Riqueza. Eso es lo que decía todo. Dinero y poder. Dinero y poder suficiente para comprar a una persona.
Cada vez que tenía miedo, solía correr hacia Jacob, o al menos llamarlo. Esta noche no puedo hacer ninguna de las dos cosas. No puedo salir de este lugar, y mi teléfono fue lo primero que me quitaron una vez que entramos a la casa. Una anciana había llegado a la puerta. La curiosidad llenaba sus rasgos. Aunque no me dijo nada mientras los hombres entraban, capté un destello de curiosidad en sus ojos y reconocí que era miedo.
Los hombres me llevaron por una amplia escalera hasta el primer piso, donde continuamos hasta la habitación en la que estoy ahora. Encendieron las luces y me dejaron.

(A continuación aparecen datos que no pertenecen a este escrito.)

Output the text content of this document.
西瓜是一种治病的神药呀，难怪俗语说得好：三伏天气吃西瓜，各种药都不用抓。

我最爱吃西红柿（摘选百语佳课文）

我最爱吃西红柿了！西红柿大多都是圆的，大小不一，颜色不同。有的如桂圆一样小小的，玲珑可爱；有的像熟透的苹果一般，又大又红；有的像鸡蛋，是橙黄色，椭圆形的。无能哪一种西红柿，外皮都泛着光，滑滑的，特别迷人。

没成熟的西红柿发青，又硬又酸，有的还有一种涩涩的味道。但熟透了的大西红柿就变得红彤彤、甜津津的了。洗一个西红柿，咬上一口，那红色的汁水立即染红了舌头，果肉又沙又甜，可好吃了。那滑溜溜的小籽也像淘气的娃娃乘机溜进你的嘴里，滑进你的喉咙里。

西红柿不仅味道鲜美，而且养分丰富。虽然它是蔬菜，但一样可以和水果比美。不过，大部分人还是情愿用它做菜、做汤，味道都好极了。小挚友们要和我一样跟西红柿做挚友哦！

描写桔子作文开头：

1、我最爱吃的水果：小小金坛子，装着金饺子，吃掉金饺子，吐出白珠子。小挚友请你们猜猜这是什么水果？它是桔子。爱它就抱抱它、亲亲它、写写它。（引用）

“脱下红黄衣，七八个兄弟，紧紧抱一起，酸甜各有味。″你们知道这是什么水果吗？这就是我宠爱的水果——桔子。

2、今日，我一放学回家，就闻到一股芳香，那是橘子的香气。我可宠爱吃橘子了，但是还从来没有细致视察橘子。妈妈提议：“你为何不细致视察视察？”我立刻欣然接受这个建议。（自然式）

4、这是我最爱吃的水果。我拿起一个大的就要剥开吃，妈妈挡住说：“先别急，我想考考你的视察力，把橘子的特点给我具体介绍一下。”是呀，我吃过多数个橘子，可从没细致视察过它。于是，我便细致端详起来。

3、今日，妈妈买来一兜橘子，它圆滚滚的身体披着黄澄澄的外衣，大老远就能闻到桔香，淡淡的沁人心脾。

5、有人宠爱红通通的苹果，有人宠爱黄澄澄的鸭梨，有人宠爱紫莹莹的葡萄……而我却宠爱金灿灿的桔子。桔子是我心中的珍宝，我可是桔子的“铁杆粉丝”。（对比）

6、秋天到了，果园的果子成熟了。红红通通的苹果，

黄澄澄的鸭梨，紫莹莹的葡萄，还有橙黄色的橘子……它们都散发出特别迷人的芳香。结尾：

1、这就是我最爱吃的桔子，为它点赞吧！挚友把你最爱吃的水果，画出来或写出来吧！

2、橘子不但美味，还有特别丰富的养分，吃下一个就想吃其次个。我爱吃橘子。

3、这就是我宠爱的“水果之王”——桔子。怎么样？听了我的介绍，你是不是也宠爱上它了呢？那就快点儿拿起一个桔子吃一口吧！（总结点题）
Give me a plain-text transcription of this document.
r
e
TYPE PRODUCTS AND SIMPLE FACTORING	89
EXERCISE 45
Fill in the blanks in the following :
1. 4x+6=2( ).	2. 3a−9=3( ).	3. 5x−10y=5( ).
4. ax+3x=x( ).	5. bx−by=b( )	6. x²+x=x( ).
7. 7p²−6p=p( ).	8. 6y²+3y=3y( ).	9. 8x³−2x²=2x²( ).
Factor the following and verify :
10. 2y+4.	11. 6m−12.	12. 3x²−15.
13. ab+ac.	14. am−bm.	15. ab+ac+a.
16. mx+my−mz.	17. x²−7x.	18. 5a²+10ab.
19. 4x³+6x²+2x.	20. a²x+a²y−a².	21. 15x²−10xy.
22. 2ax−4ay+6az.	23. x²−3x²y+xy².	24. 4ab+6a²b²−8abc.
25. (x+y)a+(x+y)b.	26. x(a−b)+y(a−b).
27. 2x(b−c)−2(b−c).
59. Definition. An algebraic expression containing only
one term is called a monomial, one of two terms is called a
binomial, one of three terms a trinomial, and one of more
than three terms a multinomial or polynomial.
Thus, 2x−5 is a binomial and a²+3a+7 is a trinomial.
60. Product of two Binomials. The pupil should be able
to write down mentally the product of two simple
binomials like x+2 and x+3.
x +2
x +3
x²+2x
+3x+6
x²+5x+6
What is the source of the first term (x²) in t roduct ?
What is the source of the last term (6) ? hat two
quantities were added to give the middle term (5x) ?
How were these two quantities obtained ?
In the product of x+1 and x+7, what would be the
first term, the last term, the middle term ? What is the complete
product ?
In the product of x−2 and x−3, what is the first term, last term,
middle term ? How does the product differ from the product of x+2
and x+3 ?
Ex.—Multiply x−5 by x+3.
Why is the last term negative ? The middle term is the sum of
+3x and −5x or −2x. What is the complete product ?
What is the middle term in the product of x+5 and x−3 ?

Eso fue hace aproximadamente media hora, pero parece una eternidad. No estoy segura de qué es peor: quedarme sola con mis pensamientos o estar cerca de estas personas, asustada y esperando lo que se supone que sucederá a continuación.
La habitación en la que estoy es enorme, el suelo es de madera, tiene una cama con dosel, grandes muebles de caoba y una pared entera hecha de vidrio que tiene una vista impresionante del mar y las formaciones rocosas contra la playa. Con el resplandor de la luz plateada de la luna, parece un destello de un cuento de hadas.
Pero este no es un cuento de hadas. Siento como que estoy atrapada en una película de Tim Burton, atrapada en una pesadilla de la que no puedo escapar.
Me hundí en el suelo con la espalda contra la pared y me permití llorar. Tengo miedo y me siento mal. Siento que voy a vomitar.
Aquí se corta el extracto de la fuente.